For students in fourth grade and above, the district will deploy Aspire coursework that focuses on morphology, syntax and discourse. Gary said Aspire offers about 31 individual courses from which teachers take an 8'10 course pathway and then use professional learning communities to translate learning into classroom practice. The district estimates roughly 216 teachers will participate in K'3 LETRS work and about 226 participants overall for the Aspire and secondary pathways; district staff described both programs as two-year efforts with multiple learning modalities (textbook, online modules, in-person training, bridge-to-practice classroom coaching).

Gary described measures of success the district is developing, saying administrators will select data indicators and progress monitoring tools to show whether teacher learning is translating into improved classroom outcomes.

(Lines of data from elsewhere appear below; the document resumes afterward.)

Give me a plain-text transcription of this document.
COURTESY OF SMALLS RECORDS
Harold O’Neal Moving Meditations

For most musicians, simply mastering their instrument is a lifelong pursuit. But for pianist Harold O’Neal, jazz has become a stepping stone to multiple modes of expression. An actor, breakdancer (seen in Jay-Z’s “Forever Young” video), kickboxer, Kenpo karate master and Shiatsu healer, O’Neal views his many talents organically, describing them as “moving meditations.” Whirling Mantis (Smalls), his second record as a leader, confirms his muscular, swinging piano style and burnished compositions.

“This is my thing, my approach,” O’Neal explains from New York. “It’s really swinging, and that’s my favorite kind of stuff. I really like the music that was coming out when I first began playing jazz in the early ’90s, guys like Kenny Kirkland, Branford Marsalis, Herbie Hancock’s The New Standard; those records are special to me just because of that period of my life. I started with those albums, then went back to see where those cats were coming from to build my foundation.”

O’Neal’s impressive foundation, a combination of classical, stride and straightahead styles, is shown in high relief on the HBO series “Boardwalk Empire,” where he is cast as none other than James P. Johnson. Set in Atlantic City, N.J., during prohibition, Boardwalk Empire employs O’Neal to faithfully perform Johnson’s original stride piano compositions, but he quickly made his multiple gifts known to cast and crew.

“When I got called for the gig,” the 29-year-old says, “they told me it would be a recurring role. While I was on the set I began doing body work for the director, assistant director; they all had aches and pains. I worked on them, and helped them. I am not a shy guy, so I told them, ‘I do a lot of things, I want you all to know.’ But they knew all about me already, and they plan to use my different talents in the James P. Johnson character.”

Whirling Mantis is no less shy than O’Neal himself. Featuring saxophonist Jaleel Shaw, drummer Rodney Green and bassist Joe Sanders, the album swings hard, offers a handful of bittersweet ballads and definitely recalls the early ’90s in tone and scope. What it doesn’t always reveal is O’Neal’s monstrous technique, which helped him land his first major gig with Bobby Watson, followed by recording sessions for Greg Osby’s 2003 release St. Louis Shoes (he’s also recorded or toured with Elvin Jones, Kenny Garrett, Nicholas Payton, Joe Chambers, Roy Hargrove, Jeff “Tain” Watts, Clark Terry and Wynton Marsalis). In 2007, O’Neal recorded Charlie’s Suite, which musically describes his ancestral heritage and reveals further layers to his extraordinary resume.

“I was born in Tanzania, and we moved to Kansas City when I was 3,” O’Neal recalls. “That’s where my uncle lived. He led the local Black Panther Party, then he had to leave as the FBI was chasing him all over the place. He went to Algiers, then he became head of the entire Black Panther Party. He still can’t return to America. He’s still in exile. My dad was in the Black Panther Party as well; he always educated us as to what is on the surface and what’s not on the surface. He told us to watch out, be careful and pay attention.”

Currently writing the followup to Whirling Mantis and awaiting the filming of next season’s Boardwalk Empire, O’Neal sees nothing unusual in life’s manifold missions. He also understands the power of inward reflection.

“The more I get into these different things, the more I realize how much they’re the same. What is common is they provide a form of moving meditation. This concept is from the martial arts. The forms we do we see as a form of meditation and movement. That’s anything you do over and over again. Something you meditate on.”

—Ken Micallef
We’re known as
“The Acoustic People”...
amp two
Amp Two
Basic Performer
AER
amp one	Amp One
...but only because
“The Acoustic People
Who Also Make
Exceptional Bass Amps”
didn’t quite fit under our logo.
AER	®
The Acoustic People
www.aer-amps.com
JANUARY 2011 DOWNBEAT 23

She stressed sustainability and said the district plans to keep annual literacy goals as part of its ongoing work rather than phasing this program out after two years. "The focus of everything is on student success," Gary said, summarizing the initiative's central aim.

District leaders said they vetted multiple vendors and aligned training to existing certification areas and staffing plans. The rollout includes planning for time and resources; Gary noted some elements of the training will take place during contracted time and the district is trying to balance teacher learning time with instructional needs in the classroom.

The district has posted the structured literacy plan and assessment calendar on the Council Rock website and will share additional documentation and course descriptions there. Administrators said families and staff will be able to access links, program descriptions and third-party resources on the curriculum and instruction pages.

Gary and other staff said the district will monitor implementation and report back to the committee with data; no formal board action or vote was taken at the meeting.